Cette semaine, je reviens sur le match livré face aux Gallois (9-8), qui nous ouvre les portes d’une finale historique face aux All Blacks.
"Je suis très heureux d’être en finale de la Coupe du monde, mais je suis aussi conscient de ce qu’on a produit samedi. Malgré tout l’essentiel, c’est bien d’être arrivé à ce niveau-là de compétition. Ça s’annonce un grand match contre nous, d’autant qu’on passe de justesse ce match-là. On sait très bien que quelque part, on est chanceux."
"On avait l’impression que nous jouions à quatorze, même si ce sont les Gallois qui étaient en infériorité numérique ; paradoxalement, ça nous a mis de la pression, on a commencé à très mal jouer, faire des en-avants, faire des mauvais choix et à les maintenir dans le match. A la mi-temps, il fallait qu’on ait plus de maitrise, C’était surtout retrouver du calme et de la sérénité pour imposer notre jeu.
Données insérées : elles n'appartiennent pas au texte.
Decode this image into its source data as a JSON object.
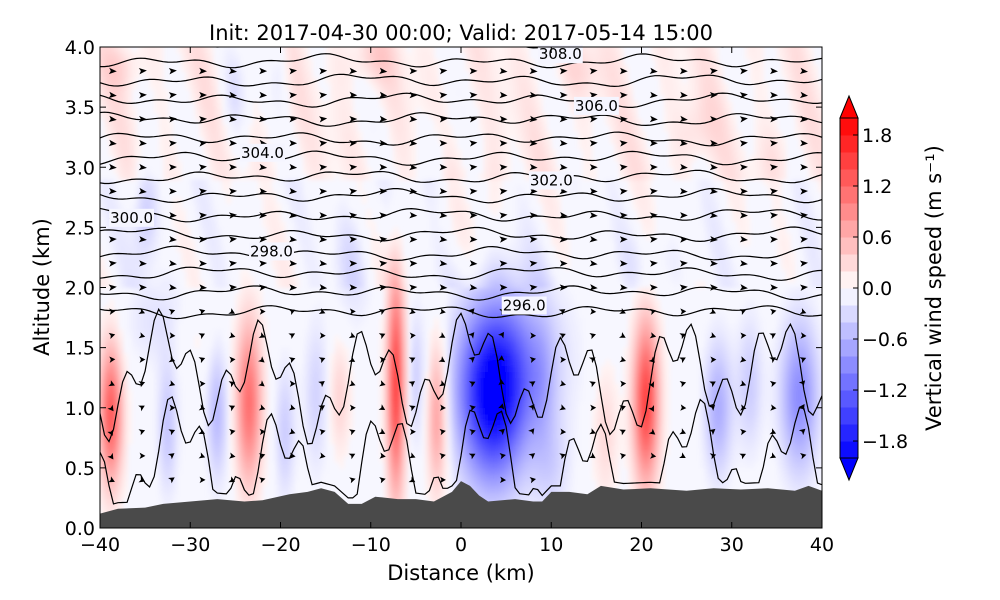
{
  "chart_data": {
    "type": "contourf",
    "title": "Init: 2017-04-30 00:00; Valid: 2017-05-14 15:00",
    "xlabel": "Distance (km)",
    "ylabel": "Altitude (km)",
    "xlim": [
      -40,
      40
    ],
    "ylim": [
      0.0,
      4.0
    ],
    "x_ticks": [
      -40,
      -30,
      -20,
      -10,
      0,
      10,
      20,
      30,
      40
    ],
    "x_tick_labels": [
      "−40",
      "−30",
      "−20",
      "−10",
      "0",
      "10",
      "20",
      "30",
      "40"
    ],
    "y_ticks": [
      0.0,
      0.5,
      1.0,
      1.5,
      2.0,
      2.5,
      3.0,
      3.5,
      4.0
    ],
    "y_tick_labels": [
      "0.0",
      "0.5",
      "1.0",
      "1.5",
      "2.0",
      "2.5",
      "3.0",
      "3.5",
      "4.0"
    ],
    "colorbar": {
      "label": "Vertical wind speed (m s⁻¹)",
      "range": [
        -2.0,
        2.0
      ],
      "ticks": [
        1.8,
        1.2,
        0.6,
        0.0,
        -0.6,
        -1.2,
        -1.8
      ],
      "tick_labels": [
        "1.8",
        "1.2",
        "0.6",
        "0.0",
        "−0.6",
        "−1.2",
        "−1.8"
      ],
      "colormap": "bwr",
      "extend": "both"
    },
    "terrain": {
      "color": "#4a4a4a",
      "points": [
        [
          -40,
          0.12
        ],
        [
          -38,
          0.16
        ],
        [
          -35,
          0.17
        ],
        [
          -33,
          0.2
        ],
        [
          -30,
          0.22
        ],
        [
          -27,
          0.24
        ],
        [
          -24,
          0.22
        ],
        [
          -22,
          0.23
        ],
        [
          -19,
          0.28
        ],
        [
          -17,
          0.3
        ],
        [
          -15.5,
          0.33
        ],
        [
          -14,
          0.3
        ],
        [
          -12.5,
          0.2
        ],
        [
          -11,
          0.2
        ],
        [
          -9.5,
          0.26
        ],
        [
          -7,
          0.24
        ],
        [
          -5,
          0.24
        ],
        [
          -3,
          0.22
        ],
        [
          -1,
          0.3
        ],
        [
          0,
          0.39
        ],
        [
          1,
          0.35
        ],
        [
          2,
          0.27
        ],
        [
          3,
          0.22
        ],
        [
          6,
          0.24
        ],
        [
          8,
          0.22
        ],
        [
          9,
          0.22
        ],
        [
          10,
          0.3
        ],
        [
          12,
          0.3
        ],
        [
          14,
          0.28
        ],
        [
          15.5,
          0.35
        ],
        [
          18,
          0.32
        ],
        [
          21,
          0.33
        ],
        [
          25,
          0.31
        ],
        [
          28,
          0.33
        ],
        [
          31,
          0.32
        ],
        [
          34,
          0.33
        ],
        [
          37,
          0.31
        ],
        [
          38.5,
          0.35
        ],
        [
          40,
          0.31
        ]
      ]
    },
    "theta_contours": {
      "interval": 1.0,
      "levels": [
        293,
        294,
        295,
        296,
        297,
        298,
        299,
        300,
        301,
        302,
        303,
        304,
        305,
        306,
        307,
        308,
        309
      ],
      "labels": [
        {
          "text": "308.0",
          "x": 11,
          "y": 3.94
        },
        {
          "text": "306.0",
          "x": 15,
          "y": 3.51
        },
        {
          "text": "304.0",
          "x": -22,
          "y": 3.12
        },
        {
          "text": "302.0",
          "x": 10,
          "y": 2.89
        },
        {
          "text": "300.0",
          "x": -36.5,
          "y": 2.58
        },
        {
          "text": "298.0",
          "x": -21,
          "y": 2.3
        },
        {
          "text": "296.0",
          "x": 7,
          "y": 1.85
        }
      ]
    },
    "wind_vectors": {
      "x_spacing": 3.33,
      "y_spacing": 0.2,
      "style": "black arrowheads"
    }
  }
}
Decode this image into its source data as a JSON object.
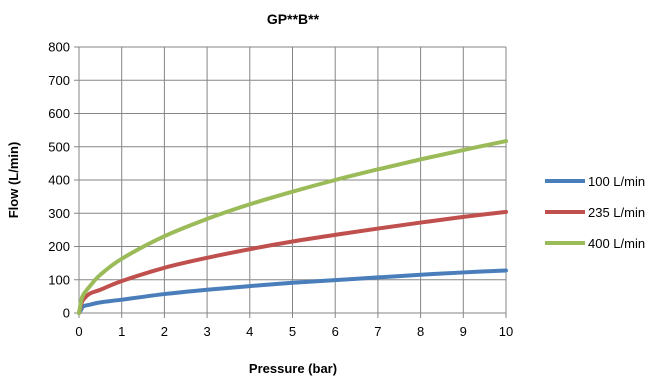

Ce n’est pas tant la façon dont on a abordé ce match, mais ce carton rouge qui nous a mis dans une position où on n’avait pas d’autre choix que de gagner ce match. On s’est crispé, on a fait une multitude de mauvais choix, qui ont permis aux gallois de rester dans le match, de croire en eux, et à nous de nous empêcher de prendre le match à notre compte."
"Je pense que notre année nous a aidés, de mauvais sort, de défaites quand les Gallois marquent l’essai, pour le coup, ces matches remportés au couteau, justement, ça nous a aidés à ce moment-là à ne pas paniquer parce que dans nos têtes, il (Stephen Jones) allait transformer l’essai, mais il ne l’a pas fait ; malgré tout, on restait sous pression dans nos cinquante mètres, il fallait absolument garder de la maîtrise, sans faire de fautes, tout en anticipant un éventuel drop, donc ce n’était pas facile d’être présents au bord du ruck, d’être prêt à monter sur Jones sans faire de fautes."
"Quand je m’évade un peu comme ça, je pense à mes coéquipiers, à la solidarité dont ils ont fait preuve. Il y a peut-être beaucoup de personnes que ça ennuie qu’on soit en finale, on n’a pas beaucoup de talent, en tout cas, on a du cœur. On peut dire à partir d’aujourd’hui qu’avoir du cœur, ça peut suffire pour être en finale de la Coupe du monde."